By Bisma Safdar
You dream about fried chicken and French fries make you swoon. Alas, what your heart wants isn’t so good for your heart’s health. What’s a fried-food lover to do? Although we’re not that far into the 2021, it’s pretty safe to say the air fryer is the appliance of the year. Sure, it’s based on technology we have had for decades (you can make the same foods with the convection setting on your oven), but that fact isn’t stopping the small appliance from taking over our kitchens. It’s easy to see why. Air frying is a cooking method that’s easier and faster than baking or deep frying, and many air fryer recipes are healthier than their deep or pan-fried counterparts. But does air frying a food make it a healthier alternative, or is air fried food simply healthier because it doesn’t require oil or butter?
Social Diary digs deep to find the answers.
Air frying is touted as a healthy alternative to deep frying. This promise all lies in how air fryers operate: Air fryers cook by rapidly circulating hot air around food. Because of their smaller sizes, air fryers can get hot faster, reducing both the cook time and the need for cooking agents, such as oil. This eliminates much of the fat and calories that exist in deep-fried foods. Since you’re not consuming as much fat or as many calories, you may cut your risk of developing health issues associated with eating high levels of fat and calories, such as heart disease and diabetes.
To be fair, an air fryer won’t perfectly simulate the texture of French fries cooked in a vat of hot grease. But it will get you closer to that crispy outcome than baking or steaming your foods will. Air-frying creates that great crispy texture you’re looking for, without any oil. WHAT’S WRONG WITH OIL?
Even healthier oils, including olive oil and avocado oil, contain a lot of calories. Gram for gram, fats (such as cooking oil) contain more than twice the calories of protein or carbohydrates.
When you’re frying food, those calories can add up quickly. Deep-frying uses a tremendous amount of oil, and even pan-frying meat or vegetables requires a fair amount. Deep-fried foods can also be high in trans fats. Trans fats are partially hydrogenated oils (liquid fats made solid, like vegetable shortening) that can raise LDL cholesterol (the bad kind) and increase your risk of heart disease, stroke and diabetes. Fried foods from restaurants are especially likely to have been bubbled in oils containing trans fats. Just because a food is air fried doesn’t mean it’s healthy. While air frying itself is a healthier cooking method because it doesn’t require much oil (if any), there are plenty of unhealthy foods that can be prepared in the air fryer, even if they do contain less fat and calories than their deep-fried counterparts.
AIR FRYERS COOK QUICKLY.
That’s a good thing when you need to get dinner on the table. But foods can go from baked to black in the blink of an eye. Charred food may contain cancer-causing compounds, so keep an eye on your entrée to avoid burning. Air frying and baking both work by exposing food to higher temperatures. Air fryers circulate hot air around the food, while ovens direct heat at the food from at least one direction, sometimes two. So in terms of healthfulness, both methods are about the same. However, air fryers are equipped with a few advantages, such as a grease tray, that can minimize the amount of fat and calories in air-fried food. But, smart cooks can easily adjust the roasting or baking technique to separate oven-cooked food from the grease it expels. For example, you can roast meat on a baking rack set in a roasting pan so the excess calories and fat drip away.

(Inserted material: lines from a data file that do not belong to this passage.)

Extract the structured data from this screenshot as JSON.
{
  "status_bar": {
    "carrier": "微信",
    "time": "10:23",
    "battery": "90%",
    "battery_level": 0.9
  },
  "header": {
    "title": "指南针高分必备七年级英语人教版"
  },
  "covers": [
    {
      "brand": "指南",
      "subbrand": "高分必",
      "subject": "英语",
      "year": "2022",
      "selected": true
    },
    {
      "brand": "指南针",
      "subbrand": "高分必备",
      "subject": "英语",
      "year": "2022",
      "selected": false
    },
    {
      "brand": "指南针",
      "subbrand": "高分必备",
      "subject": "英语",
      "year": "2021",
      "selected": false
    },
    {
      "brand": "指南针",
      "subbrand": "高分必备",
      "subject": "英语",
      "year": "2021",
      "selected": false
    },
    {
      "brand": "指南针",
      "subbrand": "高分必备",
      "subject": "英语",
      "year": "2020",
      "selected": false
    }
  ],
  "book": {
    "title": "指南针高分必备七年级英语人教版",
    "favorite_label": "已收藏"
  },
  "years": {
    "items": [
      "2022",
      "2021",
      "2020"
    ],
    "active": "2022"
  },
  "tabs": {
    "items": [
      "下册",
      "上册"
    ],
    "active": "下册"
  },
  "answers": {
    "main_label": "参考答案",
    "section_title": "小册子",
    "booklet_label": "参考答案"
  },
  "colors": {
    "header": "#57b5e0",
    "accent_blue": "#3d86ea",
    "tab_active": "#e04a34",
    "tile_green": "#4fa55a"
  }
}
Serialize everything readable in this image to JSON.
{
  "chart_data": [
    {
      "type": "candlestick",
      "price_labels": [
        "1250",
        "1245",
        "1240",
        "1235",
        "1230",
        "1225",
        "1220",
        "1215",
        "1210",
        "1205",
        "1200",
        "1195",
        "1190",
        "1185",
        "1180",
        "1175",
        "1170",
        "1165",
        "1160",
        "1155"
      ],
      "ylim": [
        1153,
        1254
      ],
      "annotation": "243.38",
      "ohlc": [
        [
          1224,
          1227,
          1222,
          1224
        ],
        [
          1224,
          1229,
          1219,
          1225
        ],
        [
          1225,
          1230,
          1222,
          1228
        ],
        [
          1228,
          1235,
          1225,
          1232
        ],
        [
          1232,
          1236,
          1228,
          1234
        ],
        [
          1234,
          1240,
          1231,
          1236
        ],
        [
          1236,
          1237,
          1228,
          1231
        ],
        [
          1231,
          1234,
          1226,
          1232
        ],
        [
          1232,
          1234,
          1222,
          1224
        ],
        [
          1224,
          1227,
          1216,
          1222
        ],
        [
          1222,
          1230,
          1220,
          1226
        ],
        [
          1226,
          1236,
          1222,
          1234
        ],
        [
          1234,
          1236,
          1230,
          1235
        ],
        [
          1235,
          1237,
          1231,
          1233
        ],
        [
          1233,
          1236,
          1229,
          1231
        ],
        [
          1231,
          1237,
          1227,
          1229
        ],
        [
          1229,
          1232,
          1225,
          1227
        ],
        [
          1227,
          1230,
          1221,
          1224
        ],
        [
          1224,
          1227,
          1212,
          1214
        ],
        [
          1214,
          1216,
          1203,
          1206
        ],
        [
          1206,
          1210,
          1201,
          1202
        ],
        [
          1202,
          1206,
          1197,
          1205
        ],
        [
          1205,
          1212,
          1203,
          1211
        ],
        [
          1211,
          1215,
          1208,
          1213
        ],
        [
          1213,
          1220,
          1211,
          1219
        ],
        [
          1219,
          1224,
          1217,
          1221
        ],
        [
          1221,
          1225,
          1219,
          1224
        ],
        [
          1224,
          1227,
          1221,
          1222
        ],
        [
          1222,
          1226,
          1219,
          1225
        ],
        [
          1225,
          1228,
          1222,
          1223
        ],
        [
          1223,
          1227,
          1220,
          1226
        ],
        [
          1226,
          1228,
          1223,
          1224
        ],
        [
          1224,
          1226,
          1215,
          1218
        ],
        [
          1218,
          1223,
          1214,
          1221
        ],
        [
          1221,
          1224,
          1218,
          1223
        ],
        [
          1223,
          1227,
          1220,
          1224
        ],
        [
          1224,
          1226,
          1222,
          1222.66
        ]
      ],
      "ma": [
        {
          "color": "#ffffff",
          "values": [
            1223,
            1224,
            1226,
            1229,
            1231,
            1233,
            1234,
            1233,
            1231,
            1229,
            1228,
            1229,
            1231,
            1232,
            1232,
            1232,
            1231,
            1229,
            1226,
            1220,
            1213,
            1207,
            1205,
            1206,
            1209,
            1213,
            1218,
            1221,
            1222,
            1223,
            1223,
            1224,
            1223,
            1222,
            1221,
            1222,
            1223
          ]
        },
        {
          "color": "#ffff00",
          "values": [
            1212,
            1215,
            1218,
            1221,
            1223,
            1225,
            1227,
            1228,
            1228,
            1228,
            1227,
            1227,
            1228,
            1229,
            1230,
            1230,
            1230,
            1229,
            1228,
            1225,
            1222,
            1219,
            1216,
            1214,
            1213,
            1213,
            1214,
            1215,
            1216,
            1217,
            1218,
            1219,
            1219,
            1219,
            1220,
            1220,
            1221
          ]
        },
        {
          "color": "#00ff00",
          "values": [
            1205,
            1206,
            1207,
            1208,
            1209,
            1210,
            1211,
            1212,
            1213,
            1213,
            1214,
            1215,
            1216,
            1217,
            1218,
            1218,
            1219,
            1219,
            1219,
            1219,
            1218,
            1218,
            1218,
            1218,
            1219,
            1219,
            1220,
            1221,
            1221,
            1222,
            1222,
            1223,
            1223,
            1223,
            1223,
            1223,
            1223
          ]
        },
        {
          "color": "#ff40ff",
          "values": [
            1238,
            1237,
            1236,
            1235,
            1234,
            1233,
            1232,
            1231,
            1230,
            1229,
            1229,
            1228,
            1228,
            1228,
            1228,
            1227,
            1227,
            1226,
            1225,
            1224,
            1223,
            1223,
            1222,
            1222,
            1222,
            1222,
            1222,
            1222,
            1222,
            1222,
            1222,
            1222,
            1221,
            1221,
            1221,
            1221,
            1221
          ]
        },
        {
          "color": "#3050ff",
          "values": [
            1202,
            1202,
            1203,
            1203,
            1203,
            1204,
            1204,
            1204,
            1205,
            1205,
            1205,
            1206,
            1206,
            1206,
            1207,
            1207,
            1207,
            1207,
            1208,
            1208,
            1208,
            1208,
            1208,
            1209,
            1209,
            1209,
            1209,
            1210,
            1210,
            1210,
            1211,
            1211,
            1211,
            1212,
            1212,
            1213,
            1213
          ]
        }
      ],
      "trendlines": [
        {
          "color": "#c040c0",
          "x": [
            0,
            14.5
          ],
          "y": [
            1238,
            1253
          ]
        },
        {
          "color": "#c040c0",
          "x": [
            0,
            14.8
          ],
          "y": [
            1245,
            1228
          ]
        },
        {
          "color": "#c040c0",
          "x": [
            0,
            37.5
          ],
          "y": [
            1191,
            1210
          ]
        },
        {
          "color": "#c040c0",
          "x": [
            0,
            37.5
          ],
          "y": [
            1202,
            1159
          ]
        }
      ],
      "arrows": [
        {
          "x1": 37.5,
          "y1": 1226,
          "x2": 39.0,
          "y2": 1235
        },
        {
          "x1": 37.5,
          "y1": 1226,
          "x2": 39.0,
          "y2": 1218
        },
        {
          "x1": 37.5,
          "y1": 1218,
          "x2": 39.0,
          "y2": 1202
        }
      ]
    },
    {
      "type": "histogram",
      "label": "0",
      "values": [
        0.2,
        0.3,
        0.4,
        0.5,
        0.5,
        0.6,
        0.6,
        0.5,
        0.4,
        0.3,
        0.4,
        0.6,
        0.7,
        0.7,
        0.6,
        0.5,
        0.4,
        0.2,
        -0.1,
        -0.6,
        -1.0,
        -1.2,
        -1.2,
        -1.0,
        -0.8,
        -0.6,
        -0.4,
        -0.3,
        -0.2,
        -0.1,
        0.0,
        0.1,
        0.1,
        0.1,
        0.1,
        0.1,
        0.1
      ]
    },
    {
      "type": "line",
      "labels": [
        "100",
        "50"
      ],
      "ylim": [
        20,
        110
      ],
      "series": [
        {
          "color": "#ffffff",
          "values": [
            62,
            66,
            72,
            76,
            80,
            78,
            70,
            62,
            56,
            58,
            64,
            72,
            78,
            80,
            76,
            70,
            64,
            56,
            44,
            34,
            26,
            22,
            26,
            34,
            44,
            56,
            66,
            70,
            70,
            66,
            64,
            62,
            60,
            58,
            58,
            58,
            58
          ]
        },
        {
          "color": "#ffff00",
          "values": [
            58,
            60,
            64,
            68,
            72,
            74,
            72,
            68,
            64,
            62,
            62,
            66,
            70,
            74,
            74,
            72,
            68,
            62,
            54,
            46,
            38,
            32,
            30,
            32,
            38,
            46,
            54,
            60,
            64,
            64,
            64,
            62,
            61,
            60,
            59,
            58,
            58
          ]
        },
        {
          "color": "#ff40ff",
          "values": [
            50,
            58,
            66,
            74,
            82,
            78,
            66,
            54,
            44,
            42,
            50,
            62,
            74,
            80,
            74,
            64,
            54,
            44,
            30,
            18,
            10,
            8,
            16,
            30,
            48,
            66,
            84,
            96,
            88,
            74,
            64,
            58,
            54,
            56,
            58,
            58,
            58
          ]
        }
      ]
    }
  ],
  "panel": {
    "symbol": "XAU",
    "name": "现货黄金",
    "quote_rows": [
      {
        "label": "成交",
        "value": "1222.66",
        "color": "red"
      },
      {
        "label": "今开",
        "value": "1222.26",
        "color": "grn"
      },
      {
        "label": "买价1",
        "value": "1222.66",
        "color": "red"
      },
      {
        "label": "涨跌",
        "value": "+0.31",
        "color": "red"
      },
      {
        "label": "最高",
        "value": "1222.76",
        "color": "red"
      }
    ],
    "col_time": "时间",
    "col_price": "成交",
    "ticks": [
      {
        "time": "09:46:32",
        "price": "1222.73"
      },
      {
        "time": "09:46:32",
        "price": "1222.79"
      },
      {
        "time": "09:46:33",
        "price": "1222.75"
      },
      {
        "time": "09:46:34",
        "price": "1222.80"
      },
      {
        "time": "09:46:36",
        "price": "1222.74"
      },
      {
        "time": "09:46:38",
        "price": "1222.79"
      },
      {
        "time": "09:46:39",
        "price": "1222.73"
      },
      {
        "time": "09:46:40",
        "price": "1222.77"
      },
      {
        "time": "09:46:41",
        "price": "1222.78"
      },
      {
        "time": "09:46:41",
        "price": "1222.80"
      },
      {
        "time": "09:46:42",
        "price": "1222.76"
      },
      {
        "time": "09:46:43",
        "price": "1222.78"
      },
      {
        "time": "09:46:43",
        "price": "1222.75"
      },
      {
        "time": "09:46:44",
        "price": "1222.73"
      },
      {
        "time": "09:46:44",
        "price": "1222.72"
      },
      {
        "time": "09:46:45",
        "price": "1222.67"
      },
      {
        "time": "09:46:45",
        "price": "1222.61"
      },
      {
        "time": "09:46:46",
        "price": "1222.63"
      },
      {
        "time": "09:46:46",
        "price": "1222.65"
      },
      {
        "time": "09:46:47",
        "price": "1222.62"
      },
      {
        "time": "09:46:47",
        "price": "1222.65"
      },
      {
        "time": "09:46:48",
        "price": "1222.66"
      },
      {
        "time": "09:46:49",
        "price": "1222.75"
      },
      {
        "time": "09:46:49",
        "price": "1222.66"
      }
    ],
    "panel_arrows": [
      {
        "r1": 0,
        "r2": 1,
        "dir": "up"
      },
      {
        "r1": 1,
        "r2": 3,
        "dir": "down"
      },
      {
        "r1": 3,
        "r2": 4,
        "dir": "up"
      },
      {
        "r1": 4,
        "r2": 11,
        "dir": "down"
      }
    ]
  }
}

The health benefits of the air fryer really depend heavily on the quality of food you are using. If you are making a high-fat meal or a meal based on refined carbohydrates, then it will not be healthy simply because it is being cooked in an air fryer. That being said, much of an air fried food’s overall nutrients depends on the ingredients you use. Cooking nutritious ingredients with a low-fat and low-calorie method such as the air fryer can — and will — yield nutritious recipes. If you plan to use an air fryer to reduce dietary fat, consider using ingredients in their most natural state such as cubed tofu, skinless chicken breast, and freshly sliced potatoes.